A flawed process such as the one leading to the amendment of the Constitution vitiates the Act Parliament has passed and it is erroneous to try to argue that the acts complained of that contravened the constitution were not widespread because this is not an election petition,” Ogalo said.

While the decision leaves MPs with egg on the face with their ploy to secure an extra two years thrown out, and President Museveni’s age limit stumbling block removal secured, clearing the way for him to run for president for as long as he still has verve, the decision is yet another building block in our jurisprudence.

Sections of the public wanted the age limit provision struck out but Ogalo argues that a decision of court doesn’t become less independent simply because the court didn’t say what the public wants to hear.

Experience in the court room and life generally perhaps affords Mr Ogalo the maturity and emotional intelligence to appreciate that in life, as Argentinian footballer Lionel Messi once said, “Sometimes you have to accept you can’t win all the time.”

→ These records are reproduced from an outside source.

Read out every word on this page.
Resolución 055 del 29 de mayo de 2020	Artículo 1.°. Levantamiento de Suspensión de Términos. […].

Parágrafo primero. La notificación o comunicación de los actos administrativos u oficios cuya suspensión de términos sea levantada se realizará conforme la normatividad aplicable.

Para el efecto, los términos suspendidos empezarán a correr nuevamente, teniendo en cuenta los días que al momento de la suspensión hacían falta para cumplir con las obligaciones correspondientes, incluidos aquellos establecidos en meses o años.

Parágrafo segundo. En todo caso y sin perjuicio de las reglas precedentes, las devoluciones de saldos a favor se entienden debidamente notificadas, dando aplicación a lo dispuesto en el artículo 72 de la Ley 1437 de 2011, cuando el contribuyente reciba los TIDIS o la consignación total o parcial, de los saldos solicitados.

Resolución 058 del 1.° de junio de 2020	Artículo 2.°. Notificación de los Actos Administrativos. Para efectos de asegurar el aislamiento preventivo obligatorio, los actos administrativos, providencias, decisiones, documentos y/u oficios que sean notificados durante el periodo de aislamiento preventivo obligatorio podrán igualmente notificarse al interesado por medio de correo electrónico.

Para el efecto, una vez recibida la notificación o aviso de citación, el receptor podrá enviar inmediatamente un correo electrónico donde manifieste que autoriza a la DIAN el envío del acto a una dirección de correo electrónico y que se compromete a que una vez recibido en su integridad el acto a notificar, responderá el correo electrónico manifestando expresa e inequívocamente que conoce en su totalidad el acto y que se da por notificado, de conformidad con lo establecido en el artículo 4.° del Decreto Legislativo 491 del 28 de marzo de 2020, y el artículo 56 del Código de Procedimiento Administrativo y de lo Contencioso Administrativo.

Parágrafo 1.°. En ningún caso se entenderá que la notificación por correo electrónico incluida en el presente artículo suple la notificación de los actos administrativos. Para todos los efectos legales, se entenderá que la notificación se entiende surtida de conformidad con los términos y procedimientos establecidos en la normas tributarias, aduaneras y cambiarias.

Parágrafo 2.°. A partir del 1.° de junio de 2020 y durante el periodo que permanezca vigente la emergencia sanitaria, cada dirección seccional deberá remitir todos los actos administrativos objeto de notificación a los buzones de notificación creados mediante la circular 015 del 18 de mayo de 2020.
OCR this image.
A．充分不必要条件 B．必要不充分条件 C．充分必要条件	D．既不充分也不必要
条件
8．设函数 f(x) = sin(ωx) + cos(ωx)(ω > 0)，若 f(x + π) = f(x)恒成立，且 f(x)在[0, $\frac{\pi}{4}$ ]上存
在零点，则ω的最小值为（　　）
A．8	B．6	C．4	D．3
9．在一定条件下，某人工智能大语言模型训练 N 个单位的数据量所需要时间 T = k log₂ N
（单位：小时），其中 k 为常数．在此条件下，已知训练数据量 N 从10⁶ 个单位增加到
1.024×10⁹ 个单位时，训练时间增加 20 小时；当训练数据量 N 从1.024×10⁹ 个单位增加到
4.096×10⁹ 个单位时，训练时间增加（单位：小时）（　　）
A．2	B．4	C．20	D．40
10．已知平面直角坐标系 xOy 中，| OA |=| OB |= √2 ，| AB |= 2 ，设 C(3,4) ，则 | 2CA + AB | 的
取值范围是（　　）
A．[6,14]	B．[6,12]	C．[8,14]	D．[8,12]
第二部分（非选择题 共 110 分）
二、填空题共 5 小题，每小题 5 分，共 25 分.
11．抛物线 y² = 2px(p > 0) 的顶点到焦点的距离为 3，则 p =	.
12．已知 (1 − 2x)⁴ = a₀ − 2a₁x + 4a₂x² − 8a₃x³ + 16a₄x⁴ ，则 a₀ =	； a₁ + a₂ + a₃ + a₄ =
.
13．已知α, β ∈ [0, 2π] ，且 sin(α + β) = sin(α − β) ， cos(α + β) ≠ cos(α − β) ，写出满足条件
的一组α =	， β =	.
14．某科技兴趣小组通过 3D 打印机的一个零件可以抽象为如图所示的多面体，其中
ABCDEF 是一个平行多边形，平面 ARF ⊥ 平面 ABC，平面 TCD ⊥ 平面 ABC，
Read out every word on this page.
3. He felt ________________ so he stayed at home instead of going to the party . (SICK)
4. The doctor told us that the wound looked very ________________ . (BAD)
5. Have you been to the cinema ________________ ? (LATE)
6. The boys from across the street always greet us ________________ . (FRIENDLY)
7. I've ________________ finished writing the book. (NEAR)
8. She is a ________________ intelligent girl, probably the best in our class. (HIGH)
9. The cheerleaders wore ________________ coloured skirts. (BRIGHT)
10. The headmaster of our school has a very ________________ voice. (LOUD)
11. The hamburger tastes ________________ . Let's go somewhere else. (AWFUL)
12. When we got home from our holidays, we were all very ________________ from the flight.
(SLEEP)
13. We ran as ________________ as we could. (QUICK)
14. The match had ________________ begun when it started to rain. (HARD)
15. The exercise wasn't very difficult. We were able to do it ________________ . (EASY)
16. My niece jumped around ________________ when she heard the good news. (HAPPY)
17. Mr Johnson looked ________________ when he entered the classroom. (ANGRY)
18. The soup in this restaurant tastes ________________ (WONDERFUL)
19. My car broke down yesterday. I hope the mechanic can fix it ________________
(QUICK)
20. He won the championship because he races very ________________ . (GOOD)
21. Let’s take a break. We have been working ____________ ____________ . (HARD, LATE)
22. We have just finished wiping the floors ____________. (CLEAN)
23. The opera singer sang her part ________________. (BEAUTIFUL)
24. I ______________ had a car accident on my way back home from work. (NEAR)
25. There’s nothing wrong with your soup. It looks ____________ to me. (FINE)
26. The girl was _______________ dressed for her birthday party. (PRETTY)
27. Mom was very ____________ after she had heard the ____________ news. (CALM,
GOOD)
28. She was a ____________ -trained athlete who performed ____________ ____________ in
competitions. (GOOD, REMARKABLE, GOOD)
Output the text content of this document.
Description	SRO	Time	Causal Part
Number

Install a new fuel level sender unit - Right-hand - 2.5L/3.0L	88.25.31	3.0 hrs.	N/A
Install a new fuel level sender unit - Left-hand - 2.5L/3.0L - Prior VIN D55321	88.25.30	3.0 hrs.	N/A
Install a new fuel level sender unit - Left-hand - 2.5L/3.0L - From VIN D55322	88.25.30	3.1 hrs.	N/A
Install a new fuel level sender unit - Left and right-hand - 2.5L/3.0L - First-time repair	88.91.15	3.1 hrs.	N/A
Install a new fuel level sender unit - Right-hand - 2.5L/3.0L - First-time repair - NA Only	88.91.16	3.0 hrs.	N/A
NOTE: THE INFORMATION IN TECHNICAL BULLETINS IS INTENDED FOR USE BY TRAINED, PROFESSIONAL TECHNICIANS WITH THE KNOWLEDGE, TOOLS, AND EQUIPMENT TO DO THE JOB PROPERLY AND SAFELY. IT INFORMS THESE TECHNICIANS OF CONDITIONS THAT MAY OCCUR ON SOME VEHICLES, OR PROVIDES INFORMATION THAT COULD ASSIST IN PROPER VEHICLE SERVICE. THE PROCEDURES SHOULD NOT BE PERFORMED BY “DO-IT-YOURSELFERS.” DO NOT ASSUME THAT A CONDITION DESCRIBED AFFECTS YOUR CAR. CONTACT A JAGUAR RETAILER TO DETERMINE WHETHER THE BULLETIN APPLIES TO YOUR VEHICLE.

So the Constitutional Court, alive to the political question that touches the political life of the President and the attendant interests and dynamics therein, played safe, eroding threads of confidence in members of the public on political matters but also saved face by putting parliament in order.
It wins and loses ground, true to Lionel Messi’s lesson about life – you cannot win all the time but also alive to some legal scholars’ view that judges are everything but politicians in judicial wigs who operate in a context of politics and economics.

Titbit

As Deputy Chief Justice Alphonse Owiny Dollo noted in his lead judgment citing with approval the case of S vs Marwane 1982 (3) SA 717 (AD), at page745, where Justice Millar of the Appellate Division of the South African Supreme Court stated, with regard to acceptable approach to interpretation of a Constitution, that, “For so long as this Constitution stands, the right to challenge the validity of legislation passed by the legislative authority will remain, as will the Supreme Court’s power – and its duty, when properly called upon so to do – to test the validity of the challenged legislation by reference to the provisions of the Constitution.”

In essence, Parliament in exercise of its legislative power, does so within the scope of boundaries and contours established in the Constitution that feed into the trough of checks and balances among the Executive, Legislature and Judiciary.